100 Greatest Songs of the 70’s #7 Blondie Hanging on the Telephone/Heart of Glass

Released: 1978 & 1979

Sometimes impossible decisions can only be resolved by compromise. Attempting to capture the impact of Blondie’s music on 20th century pop by selecting five songs would be negligent in scope; picking just one arguably counts as an insult, but a format is a format, so a pair will have to do.

Parallel Lines was their third album, a once unlikely milestone for a band who’d been the last of the infamous CBGB’s scene to be offered a deal and whom Patti Smith had at one point dismissed with the comment “Get the fuck out of rock ‘n’ roll.” Producer Mike Chapman – who’d spent time previously honing the chops of Suzi Quatro, Mud and the Sweet – was equally unimpressed at the beginning of the recording process with their technical proficiency, a disease he cured by rehearsing the shit out of the album’s raw materials.

Chapman had been especially interested by a track the band had originally premiered in 1975 called Once I Had A Love, or The Disco Song, which boasted a scrabbly guitar and Modern Lovers feel. Having failed to make the cut on the first two releases, his aim for the re-recorded version – now known as Heart of Glass – would be much higher. It wasn’t one shared by everyone, Chris Stein telling Mojo in 2000 “We didn’t expect the song to be that big. It was a novelty item to put more diversity into the record.”
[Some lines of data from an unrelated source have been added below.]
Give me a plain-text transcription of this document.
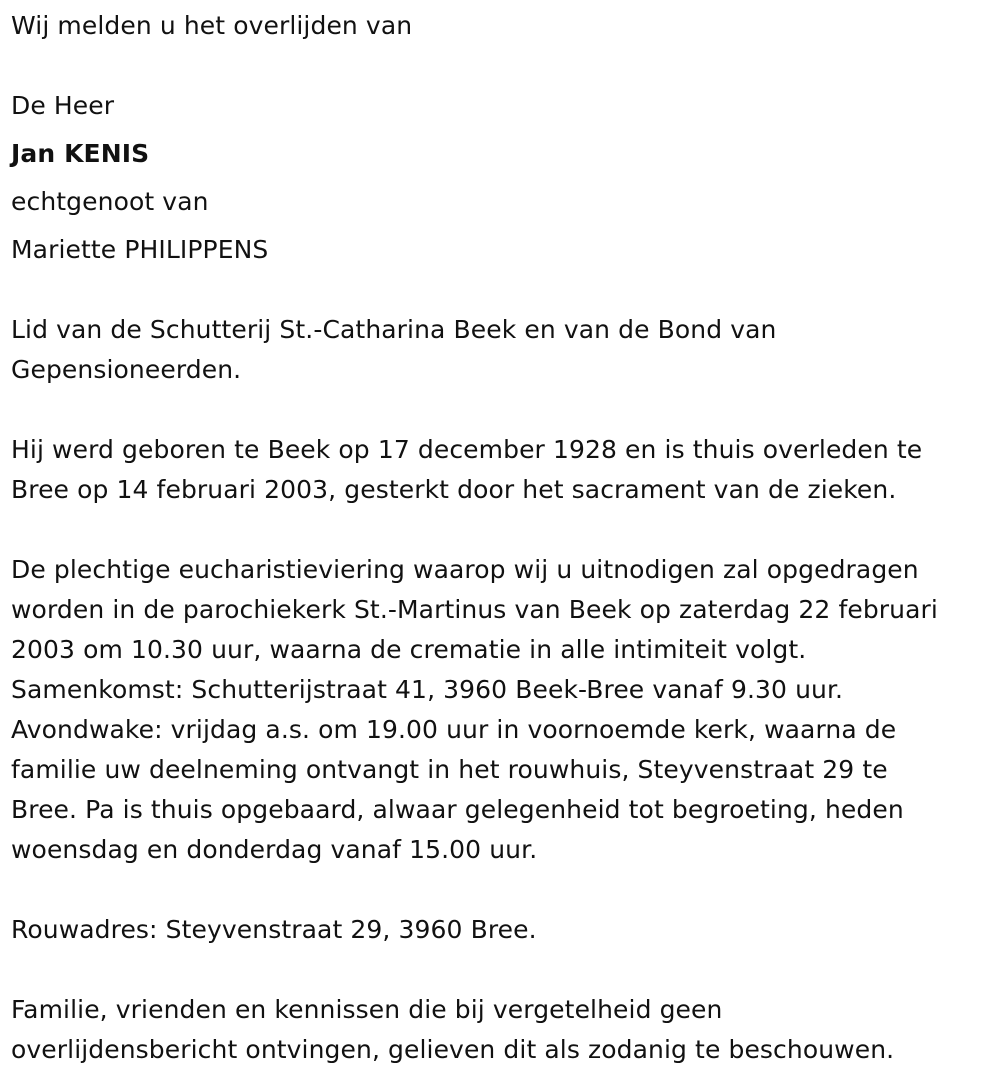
Wij melden u het overlijden van
De Heer
Jan KENIS
echtgenoot van
Mariette PHILIPPENS
Lid van de Schutterij St.-Catharina Beek en van de Bond van
Gepensioneerden.
Hij werd geboren te Beek op 17 december 1928 en is thuis overleden te
Bree op 14 februari 2003, gesterkt door het sacrament van de zieken.
De plechtige eucharistieviering waarop wij u uitnodigen zal opgedragen
worden in de parochiekerk St.-Martinus van Beek op zaterdag 22 februari
2003 om 10.30 uur, waarna de crematie in alle intimiteit volgt.
Samenkomst: Schutterijstraat 41, 3960 Beek-Bree vanaf 9.30 uur.
Avondwake: vrijdag a.s. om 19.00 uur in voornoemde kerk, waarna de
familie uw deelneming ontvangt in het rouwhuis, Steyvenstraat 29 te
Bree. Pa is thuis opgebaard, alwaar gelegenheid tot begroeting, heden
woensdag en donderdag vanaf 15.00 uur.
Rouwadres: Steyvenstraat 29, 3960 Bree.
Familie, vrienden en kennissen die bij vergetelheid geen
overlijdensbericht ontvingen, gelieven dit als zodanig te beschouwen.
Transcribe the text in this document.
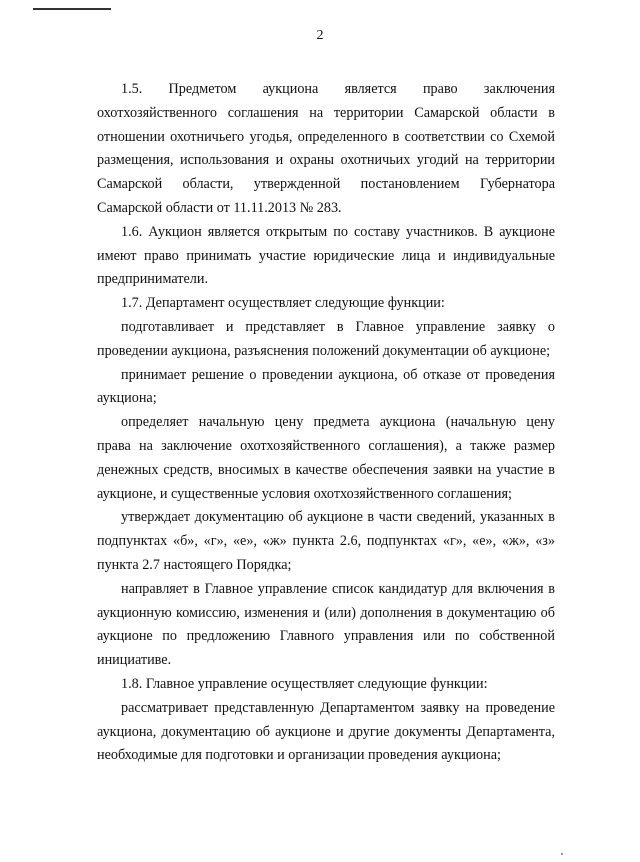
2

1.5. Предметом аукциона является право заключения
охотхозяйственного соглашения на территории Самарской области в
отношении охотничьего угодья, определенного в соответствии со Схемой
размещения, использования и охраны охотничьих угодий на территории
Самарской области, утвержденной постановлением Губернатора
Самарской области от 11.11.2013 № 283.

1.6. Аукцион является открытым по составу участников. В аукционе
имеют право принимать участие юридические лица и индивидуальные
предприниматели.

1.7. Департамент осуществляет следующие функции:

подготавливает и представляет в Главное управление заявку о
проведении аукциона, разъяснения положений документации об аукционе;

принимает решение о проведении аукциона, об отказе от проведения
аукциона;

определяет начальную цену предмета аукциона (начальную цену
права на заключение охотхозяйственного соглашения), а также размер
денежных средств, вносимых в качестве обеспечения заявки на участие в
аукционе, и существенные условия охотхозяйственного соглашения;

утверждает документацию об аукционе в части сведений, указанных в
подпунктах «б», «г», «е», «ж» пункта 2.6, подпунктах «г», «е», «ж», «з»
пункта 2.7 настоящего Порядка;

направляет в Главное управление список кандидатур для включения в
аукционную комиссию, изменения и (или) дополнения в документацию об
аукционе по предложению Главного управления или по собственной
инициативе.

1.8. Главное управление осуществляет следующие функции:

рассматривает представленную Департаментом заявку на проведение
аукциона, документацию об аукционе и другие документы Департамента,
необходимые для подготовки и организации проведения аукциона;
Short lived, LA power pop trio The Nerves are now regarded as one of the forefathers of the city’s punk scene, but during their brief lifetime they released only a solitary EP in 1976, Hanging On The Telephone. Two years later their former singer Jack Lee was destitute and about to have his electricity cut off before getting a call from Debbie Harry asking him if they could cover what had been their finest moment. Lee gratefully accepted.

The Blondie version is in many ways a faithful recreation of the original, right down to the phone noise at the beginning, but Harry turns into something lustful, abandoned and x-rated, giving the song qualities it never knew it could have just by turning the creepy stalker theme on it’s head. In retrospect, it’s one of the greatest straight covers of all time.

Parallel Lines went on to be the foundation of the slick, ultra cool Manhattanite Blondie the public would come to know; there was a period in 1979 where it felt like it was simultaneously playing on 90% of the world’s turntables. But if there are to be just two songs with which to acknowledge it’s and their enduring legacy, then god help us all, these will be those.